C'est après avoir écrit et publié un billet que l'on comprend enfin ce que l'on voulait dire vraiment. Enfin, chez moi ça marche ainsi, en tout cas. Hier j'ai commencé à parler du jospinisme comme un principe d'équilibre idéologique. Un peu de "défense des acquis sociaux", mais pas trop. De plus en plus de marché, parce qu'il faut bien se laisser aller à la modernité. Mais la pensée sociale n'est pas renouvelée, et reste essentiellement conservatrice, à ceci près que le jospinisme admet que le "social" peut être dilué. Et la paix qui est faite avec le libéralisme n'engendre pas non plus un renouvellement, mais se présente plutôt comme une concession.
Le problème que cela pose, c'est que, comme je le disais déjà, il n'y a aucune direction possible à partir de ce point d'équilibre. Le "social" n'est plus qu'un héritage, et le libéral n'est pas vraiment repensé, et n'est pas non plus le lieu d'une nouvelle réflexion, mais se pose là comme un mal nécessaire. En somme, c'est bloqué.
Ce matin, ou hier matin, selon l'heure à laquelle je termine ce billet, Marc Vasseur reprenait cette dépêche AFP que Dagrouik avait déjà reprise :
PARIS (AFP) - L'arrivée au secrétariat national du PS de Martine Aubry, Jack Lang et Dominique Strauss-Kahn consacre le retour en force des anciens jospinistes au côté de François Hollande et tourne la page de leur échec du 21 avril 2002.
Cette dream team de choc était là pour assurer la victoire en 2007. Et ils allaient bosser :
La nouvelle troïka travaillera, selon ses membres, sur une orientation "de gauche, réformiste et européenne". "Volontariste", a ajouté Martine Aubry. Il ne s'agit pas "réciter le bréviaire", selon M. Lang. M. Hollande a dit attendre "des propositions très innovantes".
Le pauvre Monsieur Hollande : il les attend encore, leurs propositions "très innovantes".
Comme Marc le dit très bien à propos d'un "il nous faut une orientation..." prononcé par ce même Hollande :
Seulement, voilà, ce genre de propos si ils pouvaient être tenus sans trop de conséquences avant l'avènement de la société de l'information, ils ne sont plus tenables aujourd'hui et obligent les protagonistes de ce renouveau à assumer pleinement leur responsabilité dans cette longue période de paralysie que connait le PS depuis une bonne décennie.
Et moi j'ajouterai donc seulement que cet échec n'est sans doute pas celui d'une personne, ni même celui de la fameuse troïka jospiniste, mais plutôt celui d'une pensée politique qui était habile, intéressante, utile en son temps (n'est-ce pas Nicolas J. ?), mais qui, par sa nature même, ne peut pas aboutir à des innovations, encore moins à une quelconque "rénovation" du socialisme.

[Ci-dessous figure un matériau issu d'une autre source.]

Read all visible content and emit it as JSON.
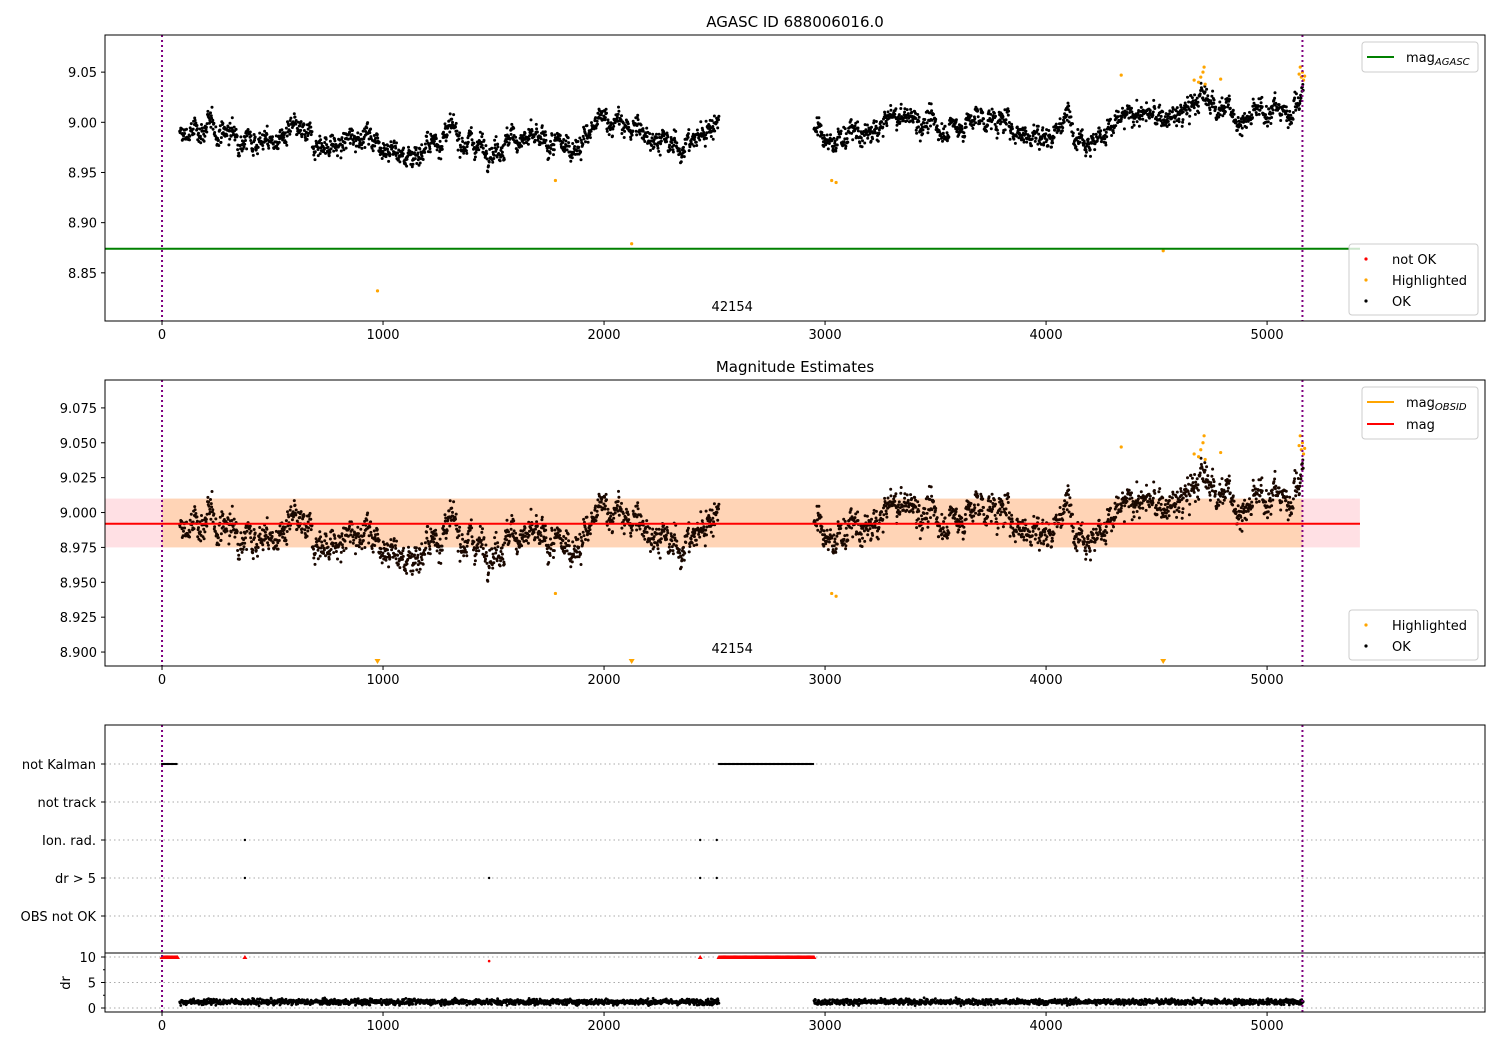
{
  "chart_data": [
    {
      "type": "scatter",
      "title": "AGASC ID 688006016.0",
      "xlim": [
        -258,
        5986
      ],
      "ylim": [
        8.802,
        9.087
      ],
      "xticks": [
        0,
        1000,
        2000,
        3000,
        4000,
        5000
      ],
      "yticks": [
        "8.85",
        "8.90",
        "8.95",
        "9.00",
        "9.05"
      ],
      "mag_agasc": 8.874,
      "annotation": {
        "text": "42154",
        "x": 2580,
        "y": 8.81
      },
      "vlines": [
        0,
        5160
      ],
      "legend_upper": [
        {
          "label": "mag",
          "sub": "AGASC",
          "color": "#008000"
        }
      ],
      "legend_lower": [
        {
          "label": "not OK",
          "color": "#ff0000"
        },
        {
          "label": "Highlighted",
          "color": "#ffa500"
        },
        {
          "label": "OK",
          "color": "#000000"
        }
      ]
    },
    {
      "type": "scatter",
      "title": "Magnitude Estimates",
      "xlim": [
        -258,
        5986
      ],
      "ylim": [
        8.89,
        9.095
      ],
      "xticks": [
        0,
        1000,
        2000,
        3000,
        4000,
        5000
      ],
      "yticks": [
        "8.900",
        "8.925",
        "8.950",
        "8.975",
        "9.000",
        "9.025",
        "9.050",
        "9.075"
      ],
      "mag": 8.992,
      "mag_band": [
        8.975,
        9.01
      ],
      "mag_obsid_band_range": [
        0,
        5160
      ],
      "mag_band_range": [
        -258,
        5420
      ],
      "annotation": {
        "text": "42154",
        "x": 2580,
        "y": 8.898
      },
      "vlines": [
        0,
        5160
      ],
      "legend_upper": [
        {
          "label": "mag",
          "sub": "OBSID",
          "color": "#ffa500"
        },
        {
          "label": "mag",
          "sub": "",
          "color": "#ff0000"
        }
      ],
      "legend_lower": [
        {
          "label": "Highlighted",
          "color": "#ffa500"
        },
        {
          "label": "OK",
          "color": "#000000"
        }
      ]
    },
    {
      "type": "scatter",
      "flag_labels": [
        "not Kalman",
        "not track",
        "Ion. rad.",
        "dr > 5",
        "OBS not OK"
      ],
      "dr_ylabel": "dr",
      "dr_yticks": [
        "0",
        "5",
        "10"
      ],
      "dr_ylim": [
        -0.5,
        10.8
      ],
      "xticks": [
        0,
        1000,
        2000,
        3000,
        4000,
        5000
      ],
      "flags": {
        "not Kalman": [
          [
            0,
            70
          ],
          [
            2520,
            2950
          ]
        ],
        "not track": [],
        "Ion. rad.": [
          375,
          2435,
          2510
        ],
        "dr > 5": [
          375,
          1480,
          2435,
          2510
        ],
        "OBS not OK": []
      },
      "dr_high": [
        [
          0,
          70
        ],
        [
          375,
          375
        ],
        [
          2435,
          2435
        ],
        [
          2520,
          2950
        ]
      ],
      "dr_mid_point": {
        "x": 1480,
        "y": 9.2
      },
      "dr_level": 1.2
    }
  ],
  "series": {
    "segments": [
      [
        80,
        2520
      ],
      [
        2950,
        5165
      ]
    ],
    "trend_t": [
      80,
      200,
      300,
      400,
      500,
      600,
      700,
      800,
      900,
      1000,
      1100,
      1200,
      1300,
      1400,
      1500,
      1600,
      1700,
      1800,
      1900,
      2000,
      2100,
      2200,
      2300,
      2400,
      2520,
      2950,
      3000,
      3100,
      3200,
      3300,
      3400,
      3500,
      3600,
      3700,
      3800,
      3900,
      4000,
      4100,
      4200,
      4300,
      4400,
      4500,
      4600,
      4700,
      4800,
      4900,
      5000,
      5100,
      5165
    ],
    "trend_mag": [
      8.985,
      8.995,
      8.99,
      8.985,
      8.98,
      8.99,
      8.98,
      8.975,
      8.99,
      8.98,
      8.965,
      8.975,
      8.99,
      8.98,
      8.975,
      8.985,
      8.98,
      8.975,
      8.98,
      9.005,
      8.995,
      8.99,
      8.975,
      8.98,
      9.005,
      9.0,
      8.975,
      8.99,
      8.985,
      9.005,
      9.005,
      8.995,
      8.995,
      9.005,
      9.0,
      8.99,
      8.985,
      9.005,
      8.98,
      8.995,
      9.01,
      9.005,
      9.005,
      9.025,
      9.015,
      9.0,
      9.015,
      9.01,
      9.03
    ],
    "noise": 0.013,
    "highlighted": [
      [
        975,
        8.832
      ],
      [
        1780,
        8.942
      ],
      [
        2125,
        8.879
      ],
      [
        3030,
        8.942
      ],
      [
        3050,
        8.94
      ],
      [
        4340,
        9.047
      ],
      [
        4530,
        8.872
      ],
      [
        4670,
        9.042
      ],
      [
        4690,
        9.04
      ],
      [
        4700,
        9.045
      ],
      [
        4710,
        9.05
      ],
      [
        4715,
        9.055
      ],
      [
        4720,
        9.038
      ],
      [
        4790,
        9.043
      ],
      [
        5145,
        9.048
      ],
      [
        5150,
        9.055
      ],
      [
        5155,
        9.045
      ],
      [
        5160,
        9.05
      ],
      [
        5165,
        9.042
      ],
      [
        5170,
        9.046
      ]
    ]
  }
}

Mais ce n'est pas tout. Le jospinisme a un encore plus gros défaut. J'ai souvent dit que je mettais l'éfficacité politique assez haut dans mes priorités : évitons les idéalismes et les utopies, communiquons de façon à gagner des élections. Si l'on admet que le point fort du jospinisme est justement son côté "gestionnaire", il est évident en même temps que la sagesse du management n'est pas ce qui fait gagner les élections. Ou en tout cas des élections nationales. Malgré l'extrême complexité des 35 heures et toute la sagesse de leur application, il a suffi d'une phrase "en France on ne travaille pas assez" pour transformer une réussite de la gauche en boulet électoral.
Voilà donc le problème : le jospinisme n'est pas contagieux. N'ayant pas de ligne de force autre que son propre équililbre, il ne peut pas être vendeur. L'échec de 2002 et la campagne maladroite de Jospin en fournissent la démonstration. Et d'ailleurs, la victoire de 1997 n'était pas encore celui du jospinisme. Le jospinisme est peut-être très bien si l'on est déjà au pouvoir, mais il est inutile pour obtenir le pouvoir. Et à mon avis le problème n'est pas celui d'inventer des slogans accrocheurs, le mal est beaucoup plus profond.